Elle poussa la porte et découvrit un homme massif assis derrière le bureau, son sourire narquois la mettant immédiatement sur la défensive. Il la dévisageait, l’air de se moquer.

« T’es qui, toi ? » lança-t-il, sans se lever.


« Où est Johnny ? » répliqua Sharon, ses yeux fixés sur l'homme, cherchant le moindre indice.


Il éclata d’un rire amer. « Johnny ? Il est plus là, ma grande. Il s'est fait descendre il y a quelques jours. Une histoire de règlement de comptes. »


Les mots résonnèrent dans la pièce comme un coup de tonnerre. Sharon sentit son estomac se nouer. « Quoi ? »


« Johnny s’est attiré les mauvaises personnes, et tu sais comment ça se passe dans ce milieu. Ça finit toujours mal. » L’homme se leva, ses yeux froids plantés dans ceux de Sharon. « Il a perdu le contrôle. Et toi, tu devrais peut-être en tirer une leçon. »

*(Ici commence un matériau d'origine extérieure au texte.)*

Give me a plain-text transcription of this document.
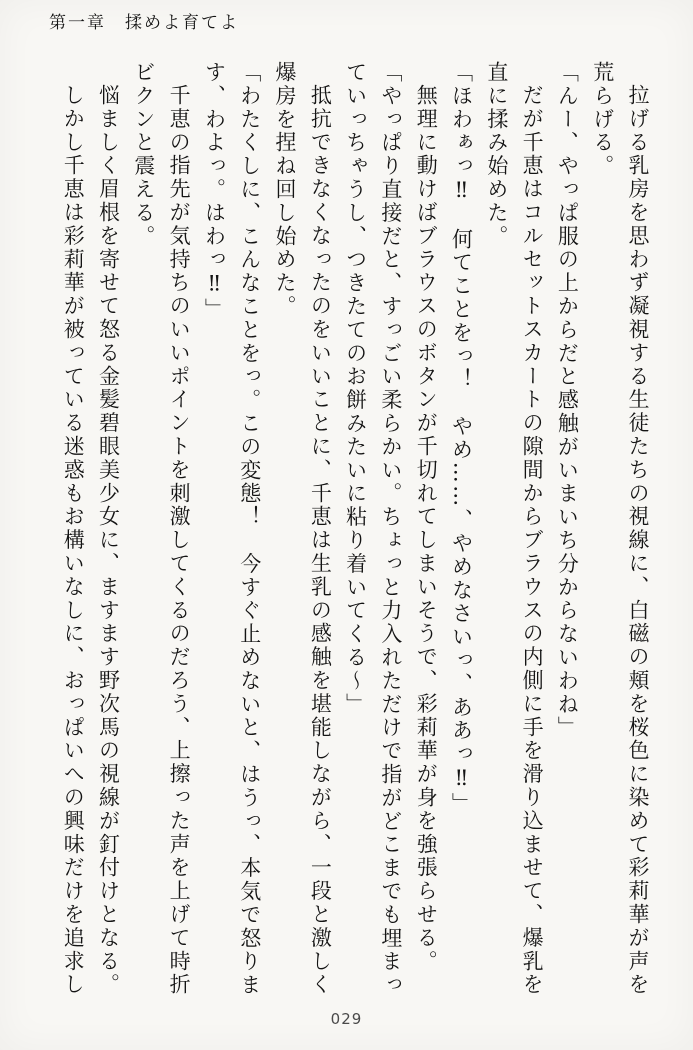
第一章　揉めよ育てよ

拉げる乳房を思わず凝視する生徒たちの視線に、白磁の頬を桜色に染めて彩莉華が声を荒らげる。

「んー、やっぱ服の上からだと感触がいまいち分からないわね」

だが千恵はコルセットスカートの隙間からブラウスの内側に手を滑り込ませて、爆乳を直に揉み始めた。

「ほわぁっ‼　何てことをっ！　やめ……、やめなさいっ、ああっ‼」

無理に動けばブラウスのボタンが千切れてしまいそうで、彩莉華が身を強張らせる。

「やっぱり直接だと、すっごい柔らかい。ちょっと力入れただけで指がどこまでも埋まっていっちゃうし、つきたてのお餅みたいに粘り着いてくる～」

抵抗できなくなったのをいいことに、千恵は生乳の感触を堪能しながら、一段と激しく爆房を捏ね回し始めた。

「わたくしに、こんなことをっ。この変態！　今すぐ止めないと、はうっ、本気で怒ります、わよっ。はわっ‼」

千恵の指先が気持ちのいいポイントを刺激してくるのだろう、上擦った声を上げて時折ビクンと震える。

悩ましく眉根を寄せて怒る金髪碧眼美少女に、ますます野次馬の視線が釘付けとなる。

しかし千恵は彩莉華が被っている迷惑もお構いなしに、おっぱいへの興味だけを追求し

029
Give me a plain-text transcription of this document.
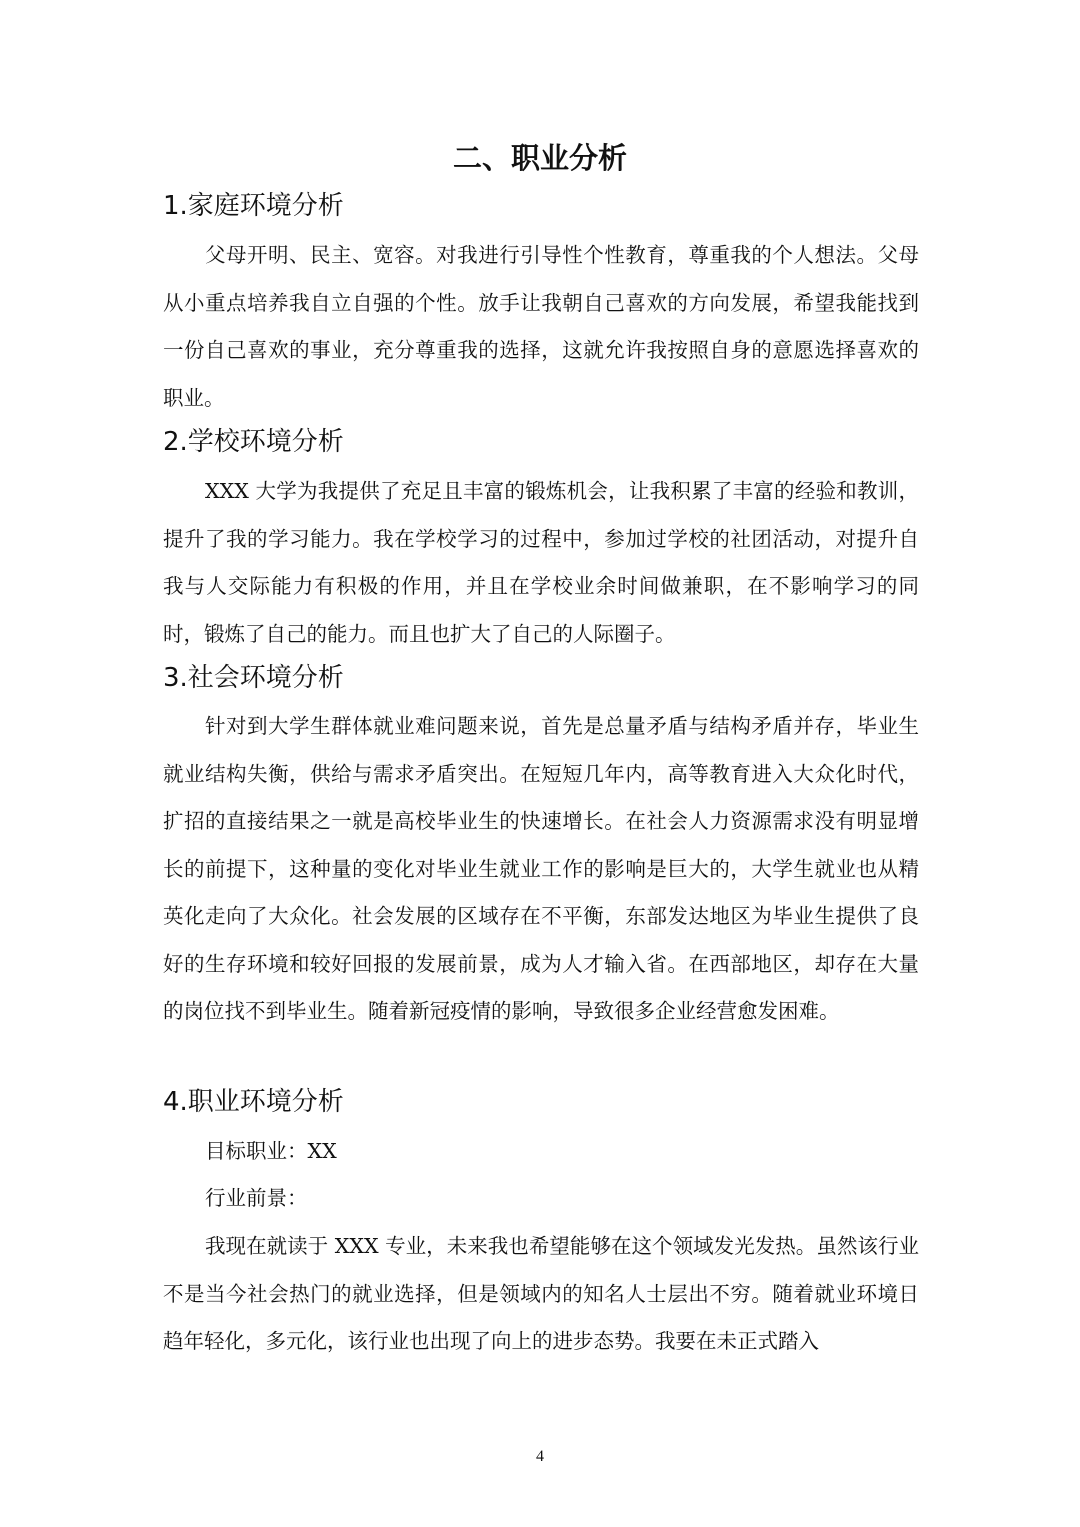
二、职业分析
1.家庭环境分析

父母开明、民主、宽容。对我进行引导性个性教育，尊重我的个人想法。父母从小重点培养我自立自强的个性。放手让我朝自己喜欢的方向发展，希望我能找到一份自己喜欢的事业，充分尊重我的选择，这就允许我按照自身的意愿选择喜欢的职业。

2.学校环境分析

XXX 大学为我提供了充足且丰富的锻炼机会，让我积累了丰富的经验和教训，提升了我的学习能力。我在学校学习的过程中，参加过学校的社团活动，对提升自我与人交际能力有积极的作用，并且在学校业余时间做兼职，在不影响学习的同时，锻炼了自己的能力。而且也扩大了自己的人际圈子。

3.社会环境分析

针对到大学生群体就业难问题来说，首先是总量矛盾与结构矛盾并存，毕业生就业结构失衡，供给与需求矛盾突出。在短短几年内，高等教育进入大众化时代，扩招的直接结果之一就是高校毕业生的快速增长。在社会人力资源需求没有明显增长的前提下，这种量的变化对毕业生就业工作的影响是巨大的，大学生就业也从精英化走向了大众化。社会发展的区域存在不平衡，东部发达地区为毕业生提供了良好的生存环境和较好回报的发展前景，成为人才输入省。在西部地区，却存在大量的岗位找不到毕业生。随着新冠疫情的影响，导致很多企业经营愈发困难。

4.职业环境分析
目标职业：XX
行业前景：

我现在就读于 XXX 专业，未来我也希望能够在这个领域发光发热。虽然该行业不是当今社会热门的就业选择，但是领域内的知名人士层出不穷。随着就业环境日趋年轻化，多元化，该行业也出现了向上的进步态势。我要在未正式踏入

4
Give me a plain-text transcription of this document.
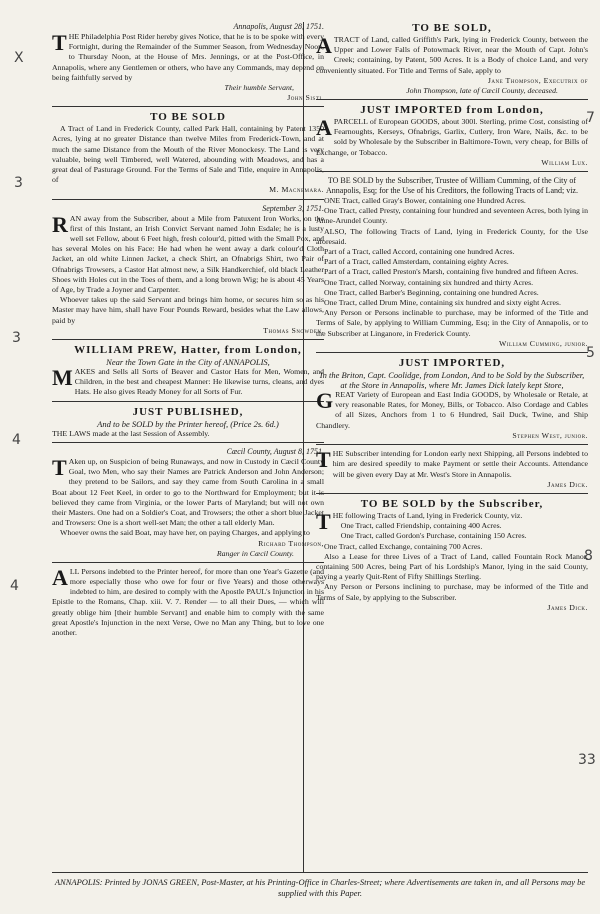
X
3
3
4
4
7
5
8
33
Annapolis, August 28, 1751.
T HE Philadelphia Post Rider hereby gives Notice, that he is to be spoke with every Fortnight, during the Remainder of the Summer Season, from Wednesday Noon, to Thursday Noon, at the House of Mrs. Jennings, or at the Post-Office, in Annapolis, where any Gentlemen or others, who have any Commands, may depend on being faithfully served by
Their humble Servant,
John Sisti.
TO BE SOLD
A Tract of Land in Frederick County, called Park Hall, containing by Patent 1350 Acres, lying at no greater Distance than twelve Miles from Frederick-Town, and at much the same Distance from the Mouth of the River Monockesy. The Land is very valuable, being well Timbered, well Watered, abounding with Meadows, and has a great deal of Pasturage Ground. For the Terms of Sale and Title, enquire in Annapolis, of
M. Macnemara.
September 3, 1751.
R AN away from the Subscriber, about a Mile from Patuxent Iron Works, on the first of this Instant, an Irish Convict Servant named John Esdale; he is a lusty well set Fellow, about 6 Feet high, fresh colour'd, pitted with the Small Pox, and has several Moles on his Face: He had when he went away a dark colour'd Cloth Jacket, an old white Linnen Jacket, a check Shirt, an Ofnabrigs Shirt, two Pair of Ofnabrigs Trowsers, a Castor Hat almost new, a Silk Handkerchief, old black Leather Shoes with Holes cut in the Toes of them, and a long brown Wig; he is about 45 Years of Age, by Trade a Joyner and Carpenter.
Whoever takes up the said Servant and brings him home, or secures him so as his Master may have him, shall have Four Pounds Reward, besides what the Law allows, paid by
Thomas Snowden.
WILLIAM PREW, Hatter, from London,
Near the Town Gate in the City of ANNAPOLIS,
M AKES and Sells all Sorts of Beaver and Castor Hats for Men, Women, and Children, in the best and cheapest Manner: He likewise turns, cleans, and dyes Hats. He also gives Ready Money for all Sorts of Fur.
JUST PUBLISHED,
And to be SOLD by the Printer hereof, (Price 2s. 6d.)
THE LAWS made at the last Session of Assembly.
Cæcil County, August 8, 1751.
T Aken up, on Suspicion of being Runaways, and now in Custody in Cæcil County Goal, two Men, who say their Names are Patrick Anderson and John Anderson; they pretend to be Sailors, and say they came from South Carolina in a small Boat about 12 Feet Keel, in order to go to the Northward for Employment; but it is believed they came from Virginia, or the lower Parts of Maryland; but will not own their Masters. One had on a Soldier's Coat, and Trowsers; the other a short blue Jacket and Trowsers: One is a short well-set Man; the other a tall elderly Man.
Whoever owns the said Boat, may have her, on paying Charges, and applying to
Richard Thompson,
Ranger in Cæcil County.
A LL Persons indebted to the Printer hereof, for more than one Year's Gazette (and more especially those who owe for four or five Years) and those otherways indebted to him, are desired to comply with the Apostle PAUL's Injunction in his Epistle to the Romans, Chap. xiii. V. 7. Render — to all their Dues, — which will greatly oblige him [their humble Servant] and enable him to comply with the same great Apostle's Injunction in the next Verse, Owe no Man any Thing, but to love one another.
TO BE SOLD,
A TRACT of Land, called Griffith's Park, lying in Frederick County, between the Upper and Lower Falls of Potowmack River, near the Mouth of Capt. John's Creek; containing, by Patent, 500 Acres. It is a Body of choice Land, and very conveniently situated. For Title and Terms of Sale, apply to
Jane Thompson, Executrix of
John Thompson, late of Cæcil County, deceased.
JUST IMPORTED from London,
A PARCELL of European GOODS, about 300l. Sterling, prime Cost, consisting of Fearnoughts, Kerseys, Ofnabrigs, Garlix, Cutlery, Iron Ware, Nails, &c. to be sold by Wholesale by the Subscriber in Baltimore-Town, very cheap, for Bills of Exchange, or Tobacco.
William Lux.
TO BE SOLD by the Subscriber, Trustee of William Cumming, of the City of Annapolis, Esq; for the Use of his Creditors, the following Tracts of Land; viz.
ONE Tract, called Gray's Bower, containing one Hundred Acres.
One Tract, called Presty, containing four hundred and seventeen Acres, both lying in Anne-Arundel County.
ALSO, The following Tracts of Land, lying in Frederick County, for the Use aforesaid.
Part of a Tract, called Accord, containing one hundred Acres.
Part of a Tract, called Amsterdam, containing eighty Acres.
Part of a Tract, called Preston's Marsh, containing five hundred and fifteen Acres.
One Tract, called Norway, containing six hundred and thirty Acres.
One Tract, called Barber's Beginning, containing one hundred Acres.
One Tract, called Drum Mine, containing six hundred and sixty eight Acres.
Any Person or Persons inclinable to purchase, may be informed of the Title and Terms of Sale, by applying to William Cumming, Esq; in the City of Annapolis, or to the Subscriber at Linganore, in Frederick County.
William Cumming, junior.
JUST IMPORTED,
In the Briton, Capt. Coolidge, from London, And to be Sold by the Subscriber, at the Store in Annapolis, where Mr. James Dick lately kept Store,
G REAT Variety of European and East India GOODS, by Wholesale or Retale, at very reasonable Rates, for Money, Bills, or Tobacco. Also Cordage and Cables of all Sizes, Anchors from 1 to 6 Hundred, Sail Duck, Twine, and Ship Chandlery.
Stephen West, junior.
T HE Subscriber intending for London early next Shipping, all Persons indebted to him are desired speedily to make Payment or settle their Accounts. Attendance will be given every Day at Mr. West's Store in Annapolis.
James Dick.
TO BE SOLD by the Subscriber,
T HE following Tracts of Land, lying in Frederick County, viz.
One Tract, called Friendship, containing 400 Acres.
One Tract, called Gordon's Purchase, containing 150 Acres.
One Tract, called Exchange, containing 700 Acres.
Also a Lease for three Lives of a Tract of Land, called Fountain Rock Manor, containing 500 Acres, being Part of his Lordship's Manor, lying in the said County, paying a yearly Quit-Rent of Fifty Shillings Sterling.
Any Person or Persons inclining to purchase, may be informed of the Title and Terms of Sale, by applying to the Subscriber.
James Dick.
ANNAPOLIS: Printed by JONAS GREEN, Post-Master, at his Printing-Office in Charles-Street; where Advertisements are taken in, and all Persons may be supplied with this Paper.
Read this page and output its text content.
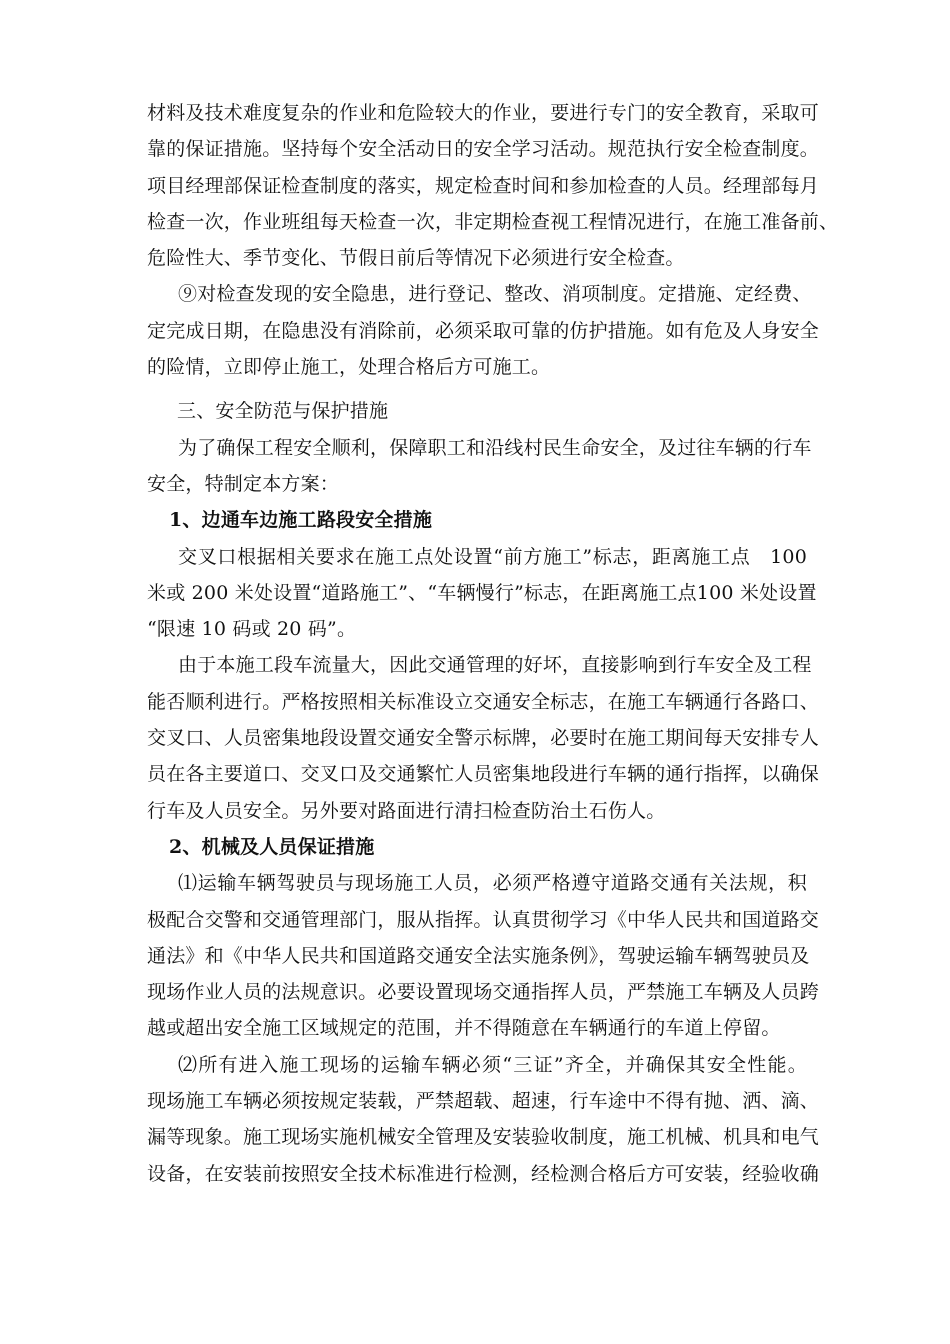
材料及技术难度复杂的作业和危险较大的作业，要进行专门的安全教育，采取可
靠的保证措施。坚持每个安全活动日的安全学习活动。规范执行安全检查制度。
项目经理部保证检查制度的落实，规定检查时间和参加检查的人员。经理部每月
检查一次，作业班组每天检查一次，非定期检查视工程情况进行，在施工准备前、
危险性大、季节变化、节假日前后等情况下必须进行安全检查。
⑨对检查发现的安全隐患，进行登记、整改、消项制度。定措施、定经费、
定完成日期，在隐患没有消除前，必须采取可靠的仿护措施。如有危及人身安全
的险情，立即停止施工，处理合格后方可施工。
三、安全防范与保护措施
为了确保工程安全顺利，保障职工和沿线村民生命安全，及过往车辆的行车
安全，特制定本方案：
1、边通车边施工路段安全措施
交叉口根据相关要求在施工点处设置“前方施工”标志，距离施工点　100
米或 200 米处设置“道路施工”、“车辆慢行”标志，在距离施工点100 米处设置
“限速 10 码或 20 码”。
由于本施工段车流量大，因此交通管理的好坏，直接影响到行车安全及工程
能否顺利进行。严格按照相关标准设立交通安全标志，在施工车辆通行各路口、
交叉口、人员密集地段设置交通安全警示标牌，必要时在施工期间每天安排专人
员在各主要道口、交叉口及交通繁忙人员密集地段进行车辆的通行指挥，以确保
行车及人员安全。另外要对路面进行清扫检查防治土石伤人。
2、机械及人员保证措施
⑴运输车辆驾驶员与现场施工人员，必须严格遵守道路交通有关法规，积
极配合交警和交通管理部门，服从指挥。认真贯彻学习《中华人民共和国道路交
通法》和《中华人民共和国道路交通安全法实施条例》，驾驶运输车辆驾驶员及
现场作业人员的法规意识。必要设置现场交通指挥人员，严禁施工车辆及人员跨
越或超出安全施工区域规定的范围，并不得随意在车辆通行的车道上停留。
⑵所有进入施工现场的运输车辆必须“三证”齐全，并确保其安全性能。
现场施工车辆必须按规定装载，严禁超载、超速，行车途中不得有抛、洒、滴、
漏等现象。施工现场实施机械安全管理及安装验收制度，施工机械、机具和电气
设备，在安装前按照安全技术标准进行检测，经检测合格后方可安装，经验收确
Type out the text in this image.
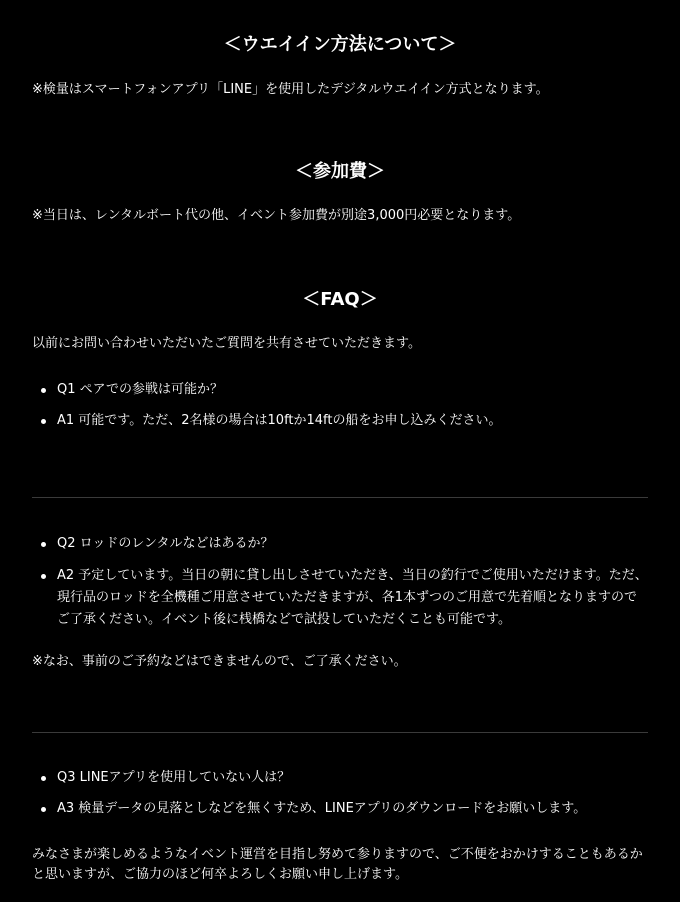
＜ウエイイン方法について＞

※検量はスマートフォンアプリ「LINE」を使用したデジタルウエイイン方式となります。

＜参加費＞

※当日は、レンタルボート代の他、イベント参加費が別途3,000円必要となります。

＜FAQ＞

以前にお問い合わせいただいたご質問を共有させていただきます。

Q1 ペアでの参戦は可能か？
A1 可能です。ただ、2名様の場合は10ftか14ftの船をお申し込みください。
Q2 ロッドのレンタルなどはあるか？
A2 予定しています。当日の朝に貸し出しさせていただき、当日の釣行でご使用いただけます。ただ、現行品のロッドを全機種ご用意させていただきますが、各1本ずつのご用意で先着順となりますのでご了承ください。イベント後に桟橋などで試投していただくことも可能です。

※なお、事前のご予約などはできませんので、ご了承ください。

Q3 LINEアプリを使用していない人は？
A3 検量データの見落としなどを無くすため、LINEアプリのダウンロードをお願いします。

みなさまが楽しめるようなイベント運営を目指し努めて参りますので、ご不便をおかけすることもあるかと思いますが、ご協力のほど何卒よろしくお願い申し上げます。
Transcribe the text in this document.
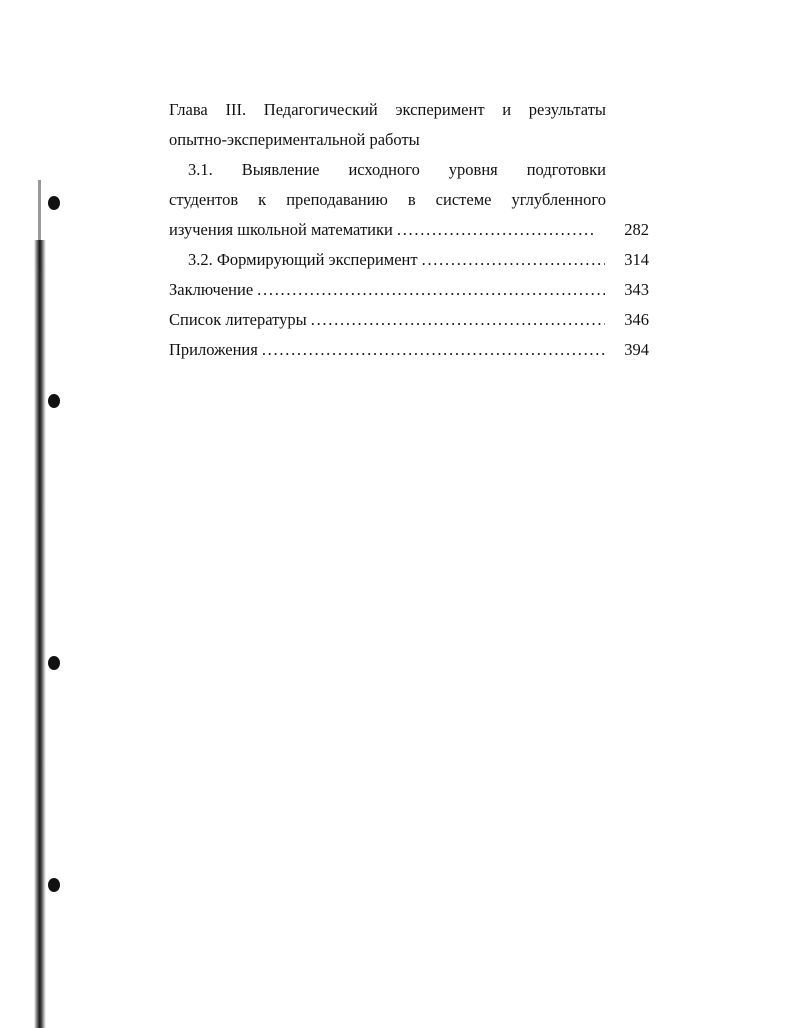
Глава III. Педагогический эксперимент и результаты
опытно-экспериментальной работы
3.1. Выявление исходного уровня подготовки
студентов к преподаванию в системе углубленного
изучения школьной математики . . .	282
3.2. Формирующий эксперимент . . .	314
Заключение . . .	343
Список литературы . . .	346
Приложения . . .	394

Elle le fixait avec une rage contenue. Johnny méritait mieux. Elle avait espéré que, pour une fois, quelqu’un de son passé tiendrait sa promesse. Mais il ne restait plus rien de cette promesse, si ce n'est une colère sourde et un désir brûlant de faire payer ceux qui avaient pris la vie de Johnny.


« Qui a fait ça ? Qui l’a tué ? » murmura Sharon, la voix vibrante de colère.


Le chef croisa les bras, un sourire narquois étirant ses lèvres. « Une mauvaise rencontre, qu’on m’a dit. Les Angels, les Aztecas, ou peut-être une bande de chasseurs de primes… Qui sait ? Franchement, qu’est-ce que ça change ? Johnny n’était plus utile. »

La désinvolture dans sa voix enflamma Sharon de l’intérieur, mais au lieu d’exploser, elle canalisa cette colère brûlante en une froide détermination. Elle plongea son regard dans celui du chef, affichant une fermeté qui n’avait cessé de croître au cours des derniers mois.


« Je veux des détails, » lança-t-elle d'une voix tranchante.


« Oh, alors t’es venue pour des détails, hein ? » ricana-t-il. « Les gars, vous entendez ça ? Elle veut des explications. » Son regard devint plus dur, sa voix plus tranchante. « Allez, montrez-lui ce qu’on réserve à ceux qui posent trop de questions. »


Un sbire s'avança, lentement, de façon délibérée, un sourire malsain flottant sur ses lèvres. L’autre restait en retrait, prêt à bondir au moindre signal. Le cœur de Sharon battait de plus en plus vite, mais elle resta immobile, guettant la moindre ouverture. Quand l'homme fut à portée, il tendit brusquement la main et attrapa sa veste.


« T’as l’air bien nerveuse, toi, » lança-t-il en la fixant de ses yeux fuyants, un sourire moqueur aux lèvres. Puis, d’un geste brusque, il attrapa le col de sa veste et le tira, comme pour la provoquer, tester sa patience.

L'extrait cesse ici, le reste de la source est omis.